A homebred campaigned by The Aga Khan and trained by Sir Michael Stoute, Kalanisi followed in the footsteps of Daylami by clinching champion turf male honors in 2000 following a victory in the Breeders' Cup Turf, in his case at Churchill Downs.
Kalanisi claimed victory in the Champion (G1) and Queen Anne (G2) earlier that season, and had narrowly been defeated by Giant's Causeway in both the Eclipse (G1) and Juddmonte International (G1). Kalanisi died on May 25 at age 27.
The 2001 Kentucky Derby (G1) remains a puzzling loss for Point Given, who swept every other race he competed in that season en route to champion three-year-old male and Horse of the Year honors.
Owned by the The Thoroughbred Corporation of Prince Ahmed bin Salman and trained by Bob Baffert, Point Given finished a distant fifth in the Kentucky Derby after impressive wins in the San Felipe (G2) and Santa Anita Derby (G1). He rebounded with emphatic victories in the Preakness (G1) and Belmont (G1), and later added the Haskell Invitational (G1) and Travers (G1).
A Hall of Fame inductee in 2010, Point Given died on Sept. 11 at the age of 25.
The popular New York-bred gelding Funny Cide bankrolled more than $3.5 million in a 38-race career, which was highlighted by wins in the 2003 Kentucky Derby and Preakness. Although he fell short in his quest for the Triple Crown, finishing third to Empire Maker, Funny Cide was voted champion three-year-old male.
Owned by Sackatoga Stable and trained by Barclay Tagg, Funny Cide resided at the Kentucky Horse Park in retirement. He died there, after a bout of colic, on July 16 at the age of 23.
One of the top sprinters of his era, Speightstown was awarded that division title in 2004 after winning five of six starts that season. Among his triumphs were the Churchill Downs H. (G2), True North H. (G2), Alfred G. Vanderbilt H. (G2), and Breeders' Cup Sprint (G1) at Lone Star Park.
Owned by Eugene and Laura Melnyk and trained by Todd Pletcher, Speightstown became an influential stallion at WinStar Farm. He died on Dec. 8 at the age of 25.
The champion two-year-old filly of 2010, Awesome Feather won 10 of 11 starts, her only setback being the 2012 Breeders' Cup Distaff (G1) in her final career race.
Awesome Feather swept the Florida Stallion Stakes series for juvenile fillies at Calder prior to winning the Breeders' Cup Juvenile Fillies (G1) at Churchill Downs as a lukewarm 4-1 favorite. Infirmities limited her from racing with great frequency at ages three and four, though she did capture the 2011 Gazelle (G1).
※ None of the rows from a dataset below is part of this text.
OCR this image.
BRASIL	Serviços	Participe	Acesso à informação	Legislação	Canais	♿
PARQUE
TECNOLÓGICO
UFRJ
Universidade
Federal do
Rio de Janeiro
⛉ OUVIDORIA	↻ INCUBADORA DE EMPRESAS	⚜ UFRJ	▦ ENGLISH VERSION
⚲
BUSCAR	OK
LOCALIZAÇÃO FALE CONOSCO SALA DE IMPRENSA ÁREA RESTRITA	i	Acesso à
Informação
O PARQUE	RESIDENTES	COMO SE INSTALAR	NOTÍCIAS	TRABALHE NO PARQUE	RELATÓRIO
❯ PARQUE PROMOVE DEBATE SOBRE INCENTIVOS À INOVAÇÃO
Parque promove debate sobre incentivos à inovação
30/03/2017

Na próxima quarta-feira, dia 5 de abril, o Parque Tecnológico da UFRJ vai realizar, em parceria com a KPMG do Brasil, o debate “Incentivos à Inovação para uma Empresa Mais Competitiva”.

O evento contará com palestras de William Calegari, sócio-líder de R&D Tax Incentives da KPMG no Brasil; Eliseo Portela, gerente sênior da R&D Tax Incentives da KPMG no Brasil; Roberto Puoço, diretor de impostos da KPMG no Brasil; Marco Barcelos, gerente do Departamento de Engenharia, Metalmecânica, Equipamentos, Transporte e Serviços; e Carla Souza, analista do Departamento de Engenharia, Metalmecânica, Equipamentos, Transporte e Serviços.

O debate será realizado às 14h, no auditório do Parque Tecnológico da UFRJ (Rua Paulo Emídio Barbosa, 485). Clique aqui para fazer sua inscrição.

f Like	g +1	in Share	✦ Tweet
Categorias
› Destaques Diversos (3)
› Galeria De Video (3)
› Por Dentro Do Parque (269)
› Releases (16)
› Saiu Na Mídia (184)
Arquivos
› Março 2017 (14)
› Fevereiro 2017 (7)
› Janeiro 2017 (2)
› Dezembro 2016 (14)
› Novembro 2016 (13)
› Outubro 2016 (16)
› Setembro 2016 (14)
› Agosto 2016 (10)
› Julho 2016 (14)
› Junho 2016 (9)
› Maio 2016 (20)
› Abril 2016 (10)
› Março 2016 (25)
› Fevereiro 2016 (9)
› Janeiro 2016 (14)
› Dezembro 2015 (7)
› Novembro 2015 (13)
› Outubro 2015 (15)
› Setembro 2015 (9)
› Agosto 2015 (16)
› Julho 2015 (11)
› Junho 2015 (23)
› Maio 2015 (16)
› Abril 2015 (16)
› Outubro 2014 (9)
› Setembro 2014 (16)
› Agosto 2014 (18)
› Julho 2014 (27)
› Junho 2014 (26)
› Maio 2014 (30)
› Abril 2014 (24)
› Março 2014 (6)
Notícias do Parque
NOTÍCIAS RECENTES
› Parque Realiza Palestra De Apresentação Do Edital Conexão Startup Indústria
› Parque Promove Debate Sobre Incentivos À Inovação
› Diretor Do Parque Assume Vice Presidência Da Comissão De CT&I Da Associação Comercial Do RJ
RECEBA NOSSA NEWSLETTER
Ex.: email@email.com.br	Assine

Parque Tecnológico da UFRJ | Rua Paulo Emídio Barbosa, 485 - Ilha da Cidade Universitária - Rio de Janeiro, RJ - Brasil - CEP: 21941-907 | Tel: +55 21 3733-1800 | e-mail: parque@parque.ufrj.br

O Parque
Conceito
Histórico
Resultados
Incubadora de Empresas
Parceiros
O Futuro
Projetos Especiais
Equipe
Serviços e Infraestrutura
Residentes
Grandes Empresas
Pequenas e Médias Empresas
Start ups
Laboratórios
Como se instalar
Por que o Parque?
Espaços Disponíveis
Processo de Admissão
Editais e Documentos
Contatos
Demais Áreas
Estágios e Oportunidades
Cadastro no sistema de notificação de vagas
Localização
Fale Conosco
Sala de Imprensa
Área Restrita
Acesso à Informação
Owned by Stronach Stables and trained by Stanley Gold at the time of her championship, Awesome Feather died on March 2 at the age of 15.
Havre de Grace
Havre de Grace was the second female Horse of the Year in a row when taking top honors in 2011, as well as the older female championship (Zenyatta had won both awards in 2010). Havre de Grace won five of seven starts that season, including the Apple Blossom H. (G1) and Beldame (G1) against mares, and also became just the second female ever to win the prestigious Woodward (G1).
Owned by Fox Hill Farm and trained by Larry Jones, Havre de Grace died after foaling a colt by Into Mischief on April 30 at the age of 16.
A California-bred gelding, Amazombie earned champion male sprinter honors in 2011 after winning five of nine starts, including the Breeders' Cup Sprint at Churchill Downs and the Ancient Title (G1). Owned by Thomas Sanford and trainer Bill Spawr, Amazombie was retired with earnings of more than $1.9 million.
Amazombie was a resident of the Old Friends retirement facility in Kentucky when he passed away Sept. 18 at the age of 16.
Work All Week
Only the second Illinois-bred ever to win a division championship (the other was the aforementioned Buck's Boy), Work All Week was the nation's top male sprinter in 2014 after winning four stakes that season, including the Breeders' Cup Sprint at Santa Anita and the Phoenix (G3).
A winner in 13 of 19 career outings, Work All Week was owned by Midwest Thoroughbreds and was trained by Roger Brueggemann. Also a resident of Old Friends, he died on Nov. 13 and age 14.